The honest scope: Stripe covers revenue and nothing else in this stack. Its tools handle customers, invoices, payment links, balances, and the subscription lifecycle (cancel_subscription, update_subscription); the genuine gap is dunning and proration, not subscription management. The siblings fill the other layers: Supabase, the top pick, is the database and backend; Resend sends transactional email; PostHog handles product analytics and feature flags; Vercel covers deploys. Wire each into the agent and routine operations across the stack become single requests. Stripe's part is the billing and payments layer underneath the product.
Tools you would use
| Tool | What it does |
|---|---|
| get_stripe_account_info | Retrieves information about the connected Stripe account. |
| retrieve_balance | Retrieves the account's current and pending balance. |
| create_customer | Creates a customer record. |
| list_customers | Lists the customers on the account. |
| create_product | Creates a product. |
| list_products | Lists the products on the account. |
| create_price | Creates a price for a product. |
| list_prices | Lists the prices on the account. |
| create_payment_link | Creates a payment link for a price. |
| create_invoice | Creates an invoice for a customer. |
FAQ
- What does Stripe cover in the startup stack?

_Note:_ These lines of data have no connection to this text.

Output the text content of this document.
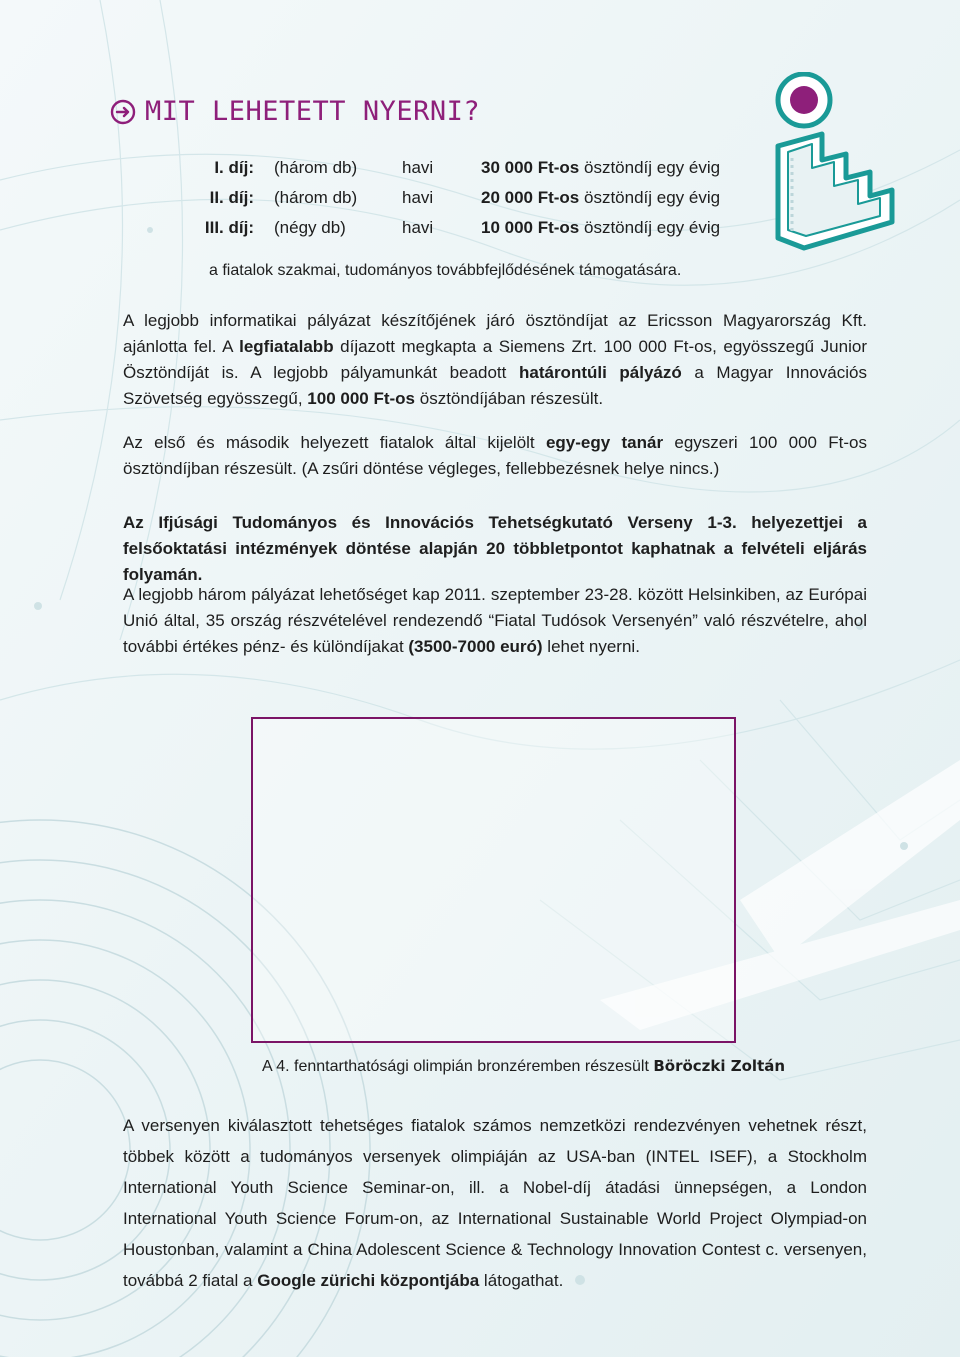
MIT LEHETETT NYERNI?
I. díj: (három db)	havi	30 000 Ft-os ösztöndíj egy évig
II. díj: (három db)	havi	20 000 Ft-os ösztöndíj egy évig
III. díj: (négy db)	havi	10 000 Ft-os ösztöndíj egy évig
a fiatalok szakmai, tudományos továbbfejlődésének támogatására.

A legjobb informatikai pályázat készítőjének járó ösztöndíjat az Ericsson Magyarország Kft. ajánlotta fel. A legfiatalabb díjazott megkapta a Siemens Zrt. 100 000 Ft-os, egyösszegű Junior Ösztöndíját is. A legjobb pályamunkát beadott határontúli pályázó a Magyar Innovációs Szövetség egyösszegű, 100 000 Ft-os ösztöndíjában részesült.

Az első és második helyezett fiatalok által kijelölt egy-egy tanár egyszeri 100 000 Ft-os ösztöndíjban részesült. (A zsűri döntése végleges, fellebbezésnek helye nincs.)

Az Ifjúsági Tudományos és Innovációs Tehetségkutató Verseny 1-3. helyezettjei a felsőoktatási intézmények döntése alapján 20 többletpontot kaphatnak a felvételi eljárás folyamán.

A legjobb három pályázat lehetőséget kap 2011. szeptember 23-28. között Helsinkiben, az Európai Unió által, 35 ország részvételével rendezendő “Fiatal Tudósok Versenyén” való részvételre, ahol további értékes pénz- és különdíjakat (3500-7000 euró) lehet nyerni.

A 4. fenntarthatósági olimpián bronzéremben részesült Böröczki Zoltán

A versenyen kiválasztott tehetséges fiatalok számos nemzetközi rendezvényen vehetnek részt, többek között a tudományos versenyek olimpiáján az USA-ban (INTEL ISEF), a Stockholm International Youth Science Seminar-on, ill. a Nobel-díj átadási ünnepségen, a London International Youth Science Forum-on, az International Sustainable World Project Olympiad-on Houstonban, valamint a China Adolescent Science & Technology Innovation Contest c. versenyen, továbbá 2 fiatal a Google zürichi központjába látogathat.
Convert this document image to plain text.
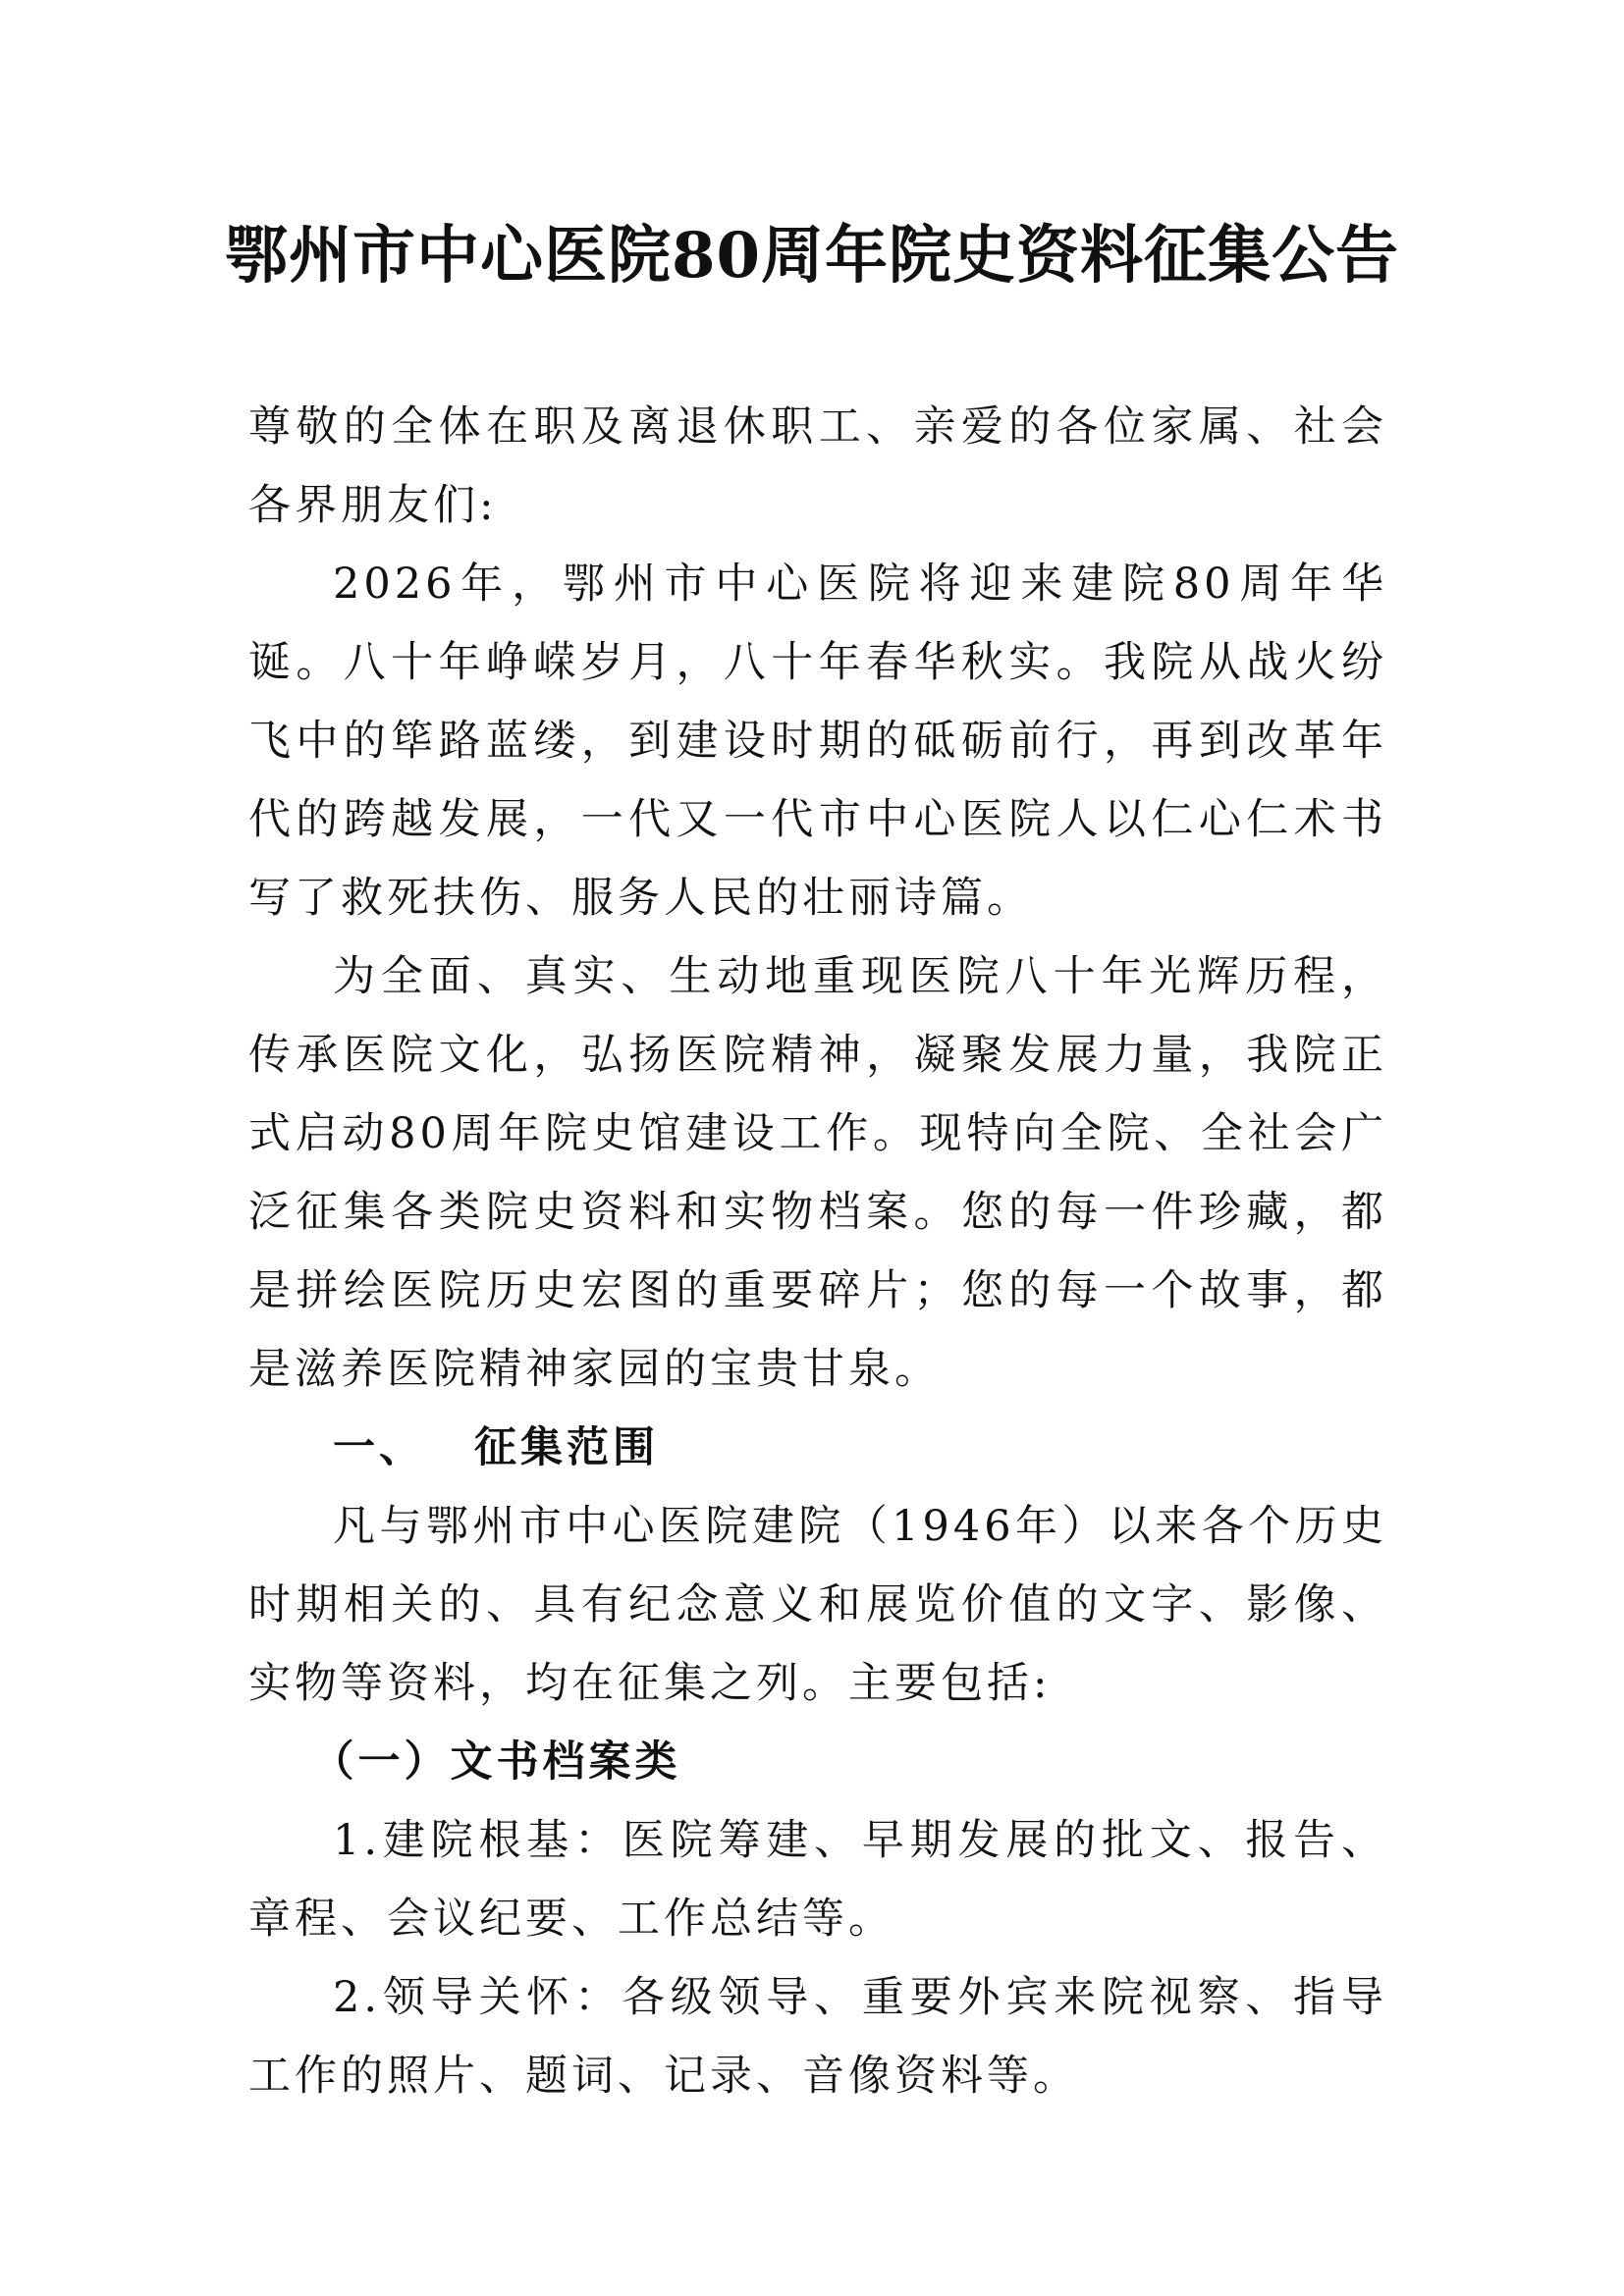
鄂州市中心医院80周年院史资料征集公告

尊敬的全体在职及离退休职工、亲爱的各位家属、社会各界朋友们:

2026年，鄂州市中心医院将迎来建院80周年华诞。八十年峥嵘岁月，八十年春华秋实。我院从战火纷飞中的筚路蓝缕，到建设时期的砥砺前行，再到改革年代的跨越发展，一代又一代市中心医院人以仁心仁术书写了救死扶伤、服务人民的壮丽诗篇。

为全面、真实、生动地重现医院八十年光辉历程，传承医院文化，弘扬医院精神，凝聚发展力量，我院正式启动80周年院史馆建设工作。现特向全院、全社会广泛征集各类院史资料和实物档案。您的每一件珍藏，都是拼绘医院历史宏图的重要碎片；您的每一个故事，都是滋养医院精神家园的宝贵甘泉。

一、 征集范围

凡与鄂州市中心医院建院（1946年）以来各个历史时期相关的、具有纪念意义和展览价值的文字、影像、实物等资料，均在征集之列。主要包括:

（一）文书档案类

1.建院根基：医院筹建、早期发展的批文、报告、章程、会议纪要、工作总结等。

2.领导关怀：各级领导、重要外宾来院视察、指导工作的照片、题词、记录、音像资料等。
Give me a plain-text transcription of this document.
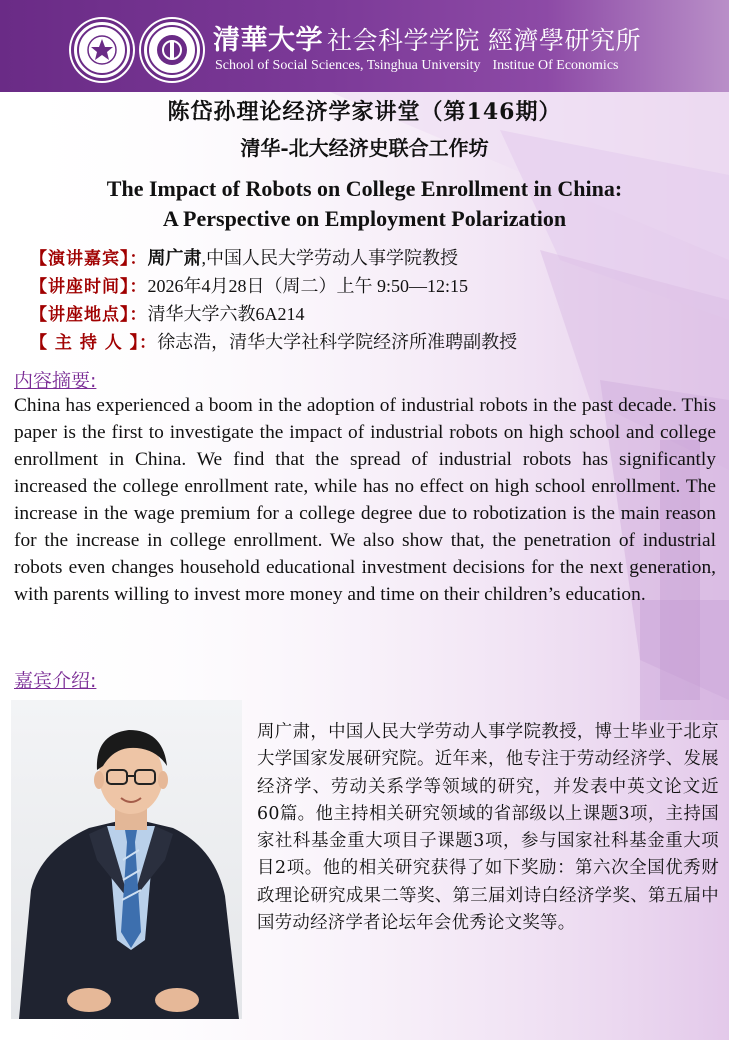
清華大学 社会科学学院 經濟學研究所
School of Social Sciences, Tsinghua University Institue Of Economics
陈岱孙理论经济学家讲堂（第146期）
清华-北大经济史联合工作坊
The Impact of Robots on College Enrollment in China:
A Perspective on Employment Polarization
【演讲嘉宾】：周广肃,中国人民大学劳动人事学院教授
【讲座时间】：2026年4月28日（周二）上午 9:50—12:15
【讲座地点】：清华大学六教6A214
【 主 持 人 】：徐志浩，清华大学社科学院经济所准聘副教授
内容摘要:

China has experienced a boom in the adoption of industrial robots in the past decade. This paper is the first to investigate the impact of industrial robots on high school and college enrollment in China. We find that the spread of industrial robots has significantly increased the college enrollment rate, while has no effect on high school enrollment. The increase in the wage premium for a college degree due to robotization is the main reason for the increase in college enrollment. We also show that, the penetration of industrial robots even changes household educational investment decisions for the next generation, with parents willing to invest more money and time on their children’s education.

嘉宾介绍:

周广肃，中国人民大学劳动人事学院教授，博士毕业于北京大学国家发展研究院。近年来，他专注于劳动经济学、发展经济学、劳动关系学等领域的研究，并发表中英文论文近60篇。他主持相关研究领域的省部级以上课题3项，主持国家社科基金重大项目子课题3项，参与国家社科基金重大项目2项。他的相关研究获得了如下奖励：第六次全国优秀财政理论研究成果二等奖、第三届刘诗白经济学奖、第五届中国劳动经济学者论坛年会优秀论文奖等。
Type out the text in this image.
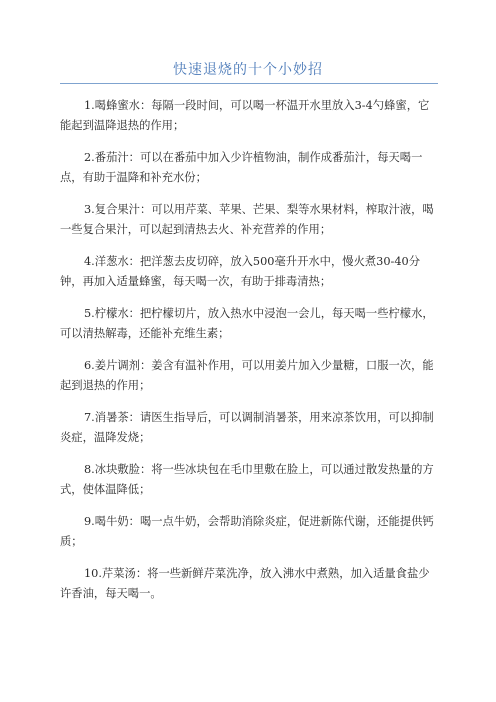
快速退烧的十个小妙招
1.喝蜂蜜水：每隔一段时间，可以喝一杯温开水里放入3-4勺蜂蜜，它能起到温降退热的作用；
2.番茄汁：可以在番茄中加入少许植物油，制作成番茄汁，每天喝一点，有助于温降和补充水份；
3.复合果汁：可以用芹菜、苹果、芒果、梨等水果材料，榨取汁液，喝一些复合果汁，可以起到清热去火、补充营养的作用；
4.洋葱水：把洋葱去皮切碎，放入500毫升开水中，慢火煮30-40分钟，再加入适量蜂蜜，每天喝一次，有助于排毒清热；
5.柠檬水：把柠檬切片，放入热水中浸泡一会儿，每天喝一些柠檬水，可以清热解毒，还能补充维生素；
6.姜片调剂：姜含有温补作用，可以用姜片加入少量糖，口服一次，能起到退热的作用；
7.消暑茶：请医生指导后，可以调制消暑茶，用来凉茶饮用，可以抑制炎症，温降发烧；
8.冰块敷脸：将一些冰块包在毛巾里敷在脸上，可以通过散发热量的方式，使体温降低；
9.喝牛奶：喝一点牛奶，会帮助消除炎症，促进新陈代谢，还能提供钙质；
10.芹菜汤：将一些新鲜芹菜洗净，放入沸水中煮熟，加入适量食盐少许香油，每天喝一。
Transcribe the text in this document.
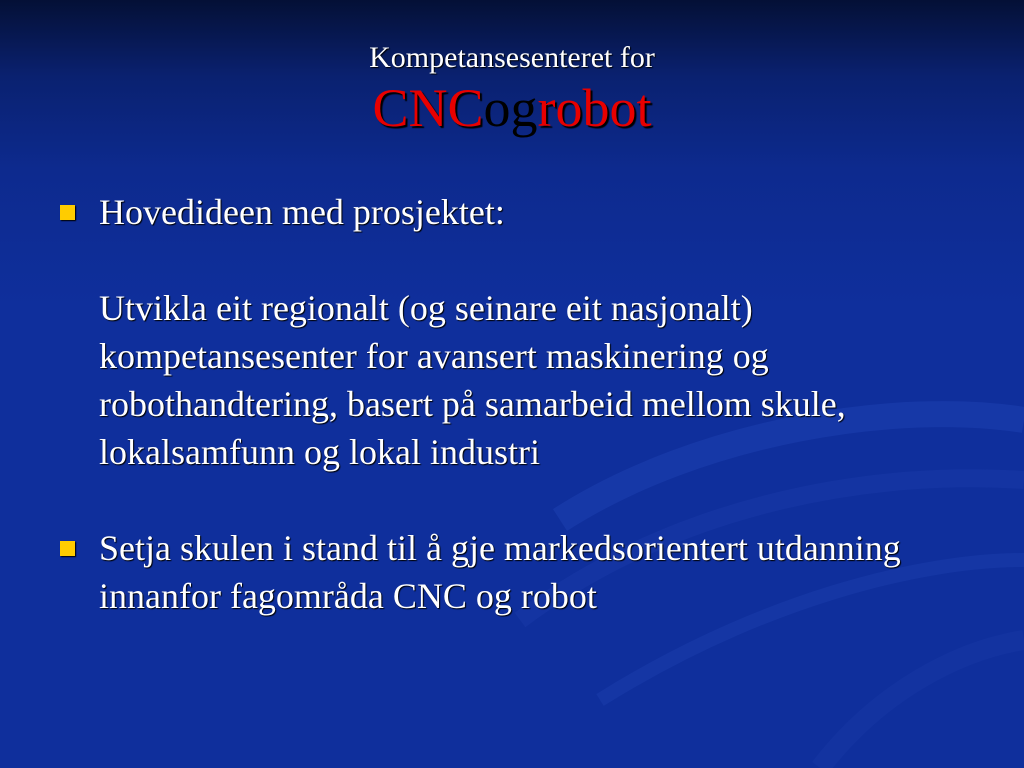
Kompetansesenteret for
CNCogrobot
Hovedideen med prosjektet:
Utvikla eit regionalt (og seinare eit nasjonalt) kompetansesenter for avansert maskinering og robothandtering, basert på samarbeid mellom skule, lokalsamfunn og lokal industri
Setja skulen i stand til å gje markedsorientert utdanning innanfor fagområda CNC og robot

- The revenue layer. create_customer, create_payment_link, and the invoice tools handle billing, and retrieve_balance reads the account. The other layers belong to siblings: Supabase for backend, Resend for email, PostHog for analytics, Vercel for deploys.
- Why is Stripe second rather than first here?
- Supabase, the top pick, is the backend-as-a-service many startups stand up first, the foundation the product sits on. Stripe is the default revenue layer that comes right after, which is why it ranks second of the five.